AI governance shifts toward routine operating controls

The most useful programs focus on data handling, evals, audit trails, red-team checklists, and human approval gates instead of abstract policy documents.

Governance should be visible inside the workflow.
Keep a model, data, and prompt change log.
Measure failure modes, not only benchmark wins.

From policy to practice

AI safety becomes useful when it is embedded into daily work: approval steps, logging, sensitive-data checks, model change records, and routine evaluations. Governance that lives only in a policy document rarely changes behavior at the point of use.

Minimum viable controls

For a small team, the first layer should include prompt/version tracking, data source inventory, human review for external outputs, incident notes, and a monthly failure-mode review.

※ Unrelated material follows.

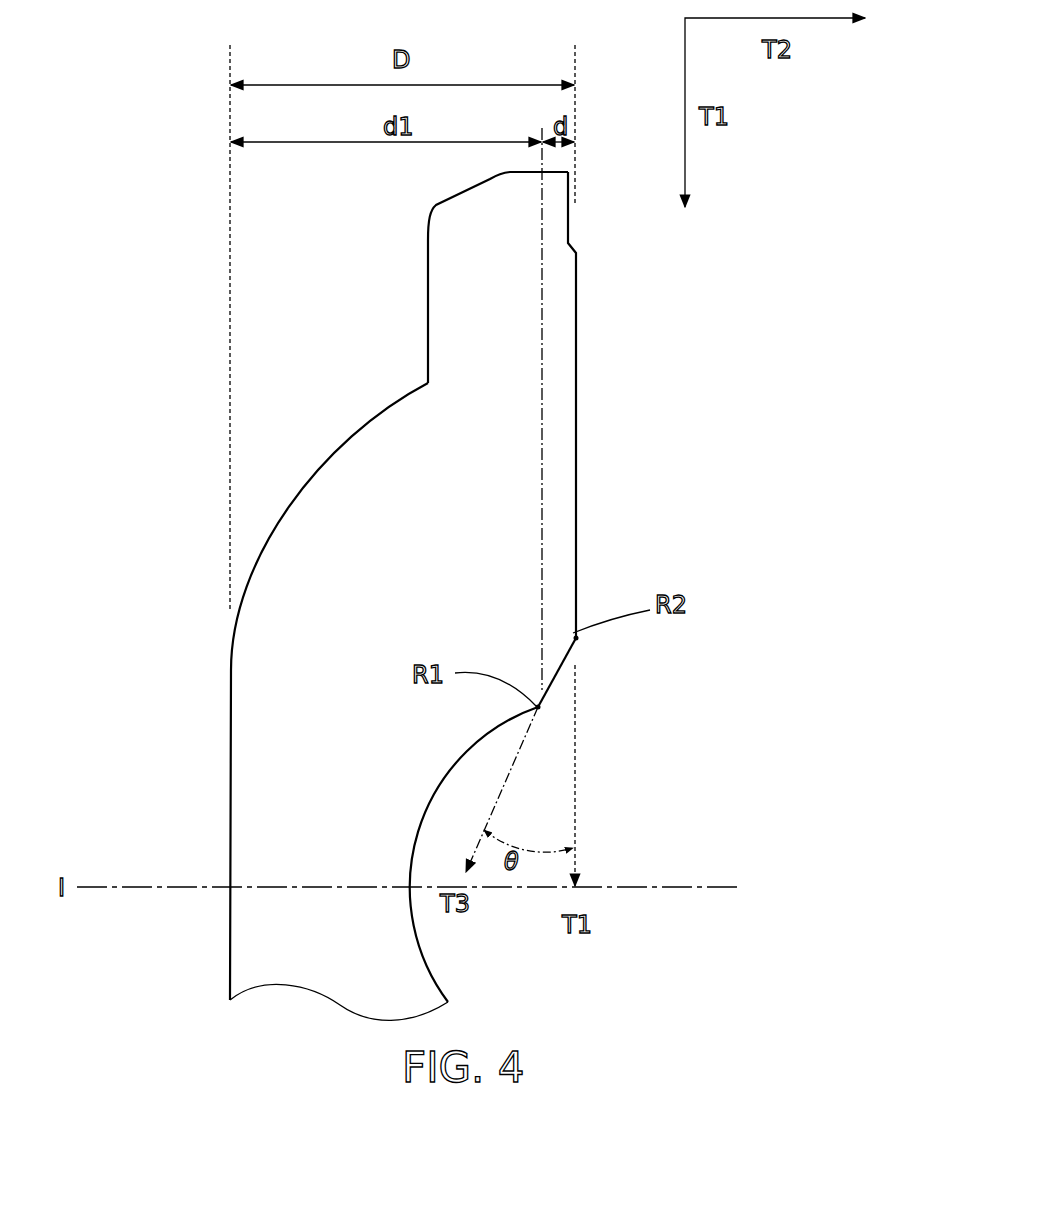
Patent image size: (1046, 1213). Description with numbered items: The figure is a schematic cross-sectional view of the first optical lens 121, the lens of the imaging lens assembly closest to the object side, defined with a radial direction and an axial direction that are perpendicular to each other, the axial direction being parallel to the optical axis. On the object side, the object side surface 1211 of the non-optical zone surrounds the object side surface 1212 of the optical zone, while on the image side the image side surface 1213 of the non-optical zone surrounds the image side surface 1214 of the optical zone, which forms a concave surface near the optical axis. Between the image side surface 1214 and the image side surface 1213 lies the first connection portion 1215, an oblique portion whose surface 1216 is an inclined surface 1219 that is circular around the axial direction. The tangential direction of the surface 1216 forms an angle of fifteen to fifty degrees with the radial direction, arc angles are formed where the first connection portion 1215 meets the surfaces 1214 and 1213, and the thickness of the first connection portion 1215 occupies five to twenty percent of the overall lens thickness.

  • Keep a record of model, prompt, data, and tool changes.
  • Require approval before sending external messages or changing production data.
  • Review real failures, not only benchmark scores.

Where governance should appear

The best controls appear inside the workflow: warning labels on uncertain answers, source citations, disabled buttons for unapproved actions, redaction before upload, and visible audit trails after tool calls.

Practical maturity path

Begin with low-risk internal workflows, add evals and logging, then expand to customer-facing or tool-using systems. The goal is not to slow every team down; it is to make risk visible before it becomes expensive.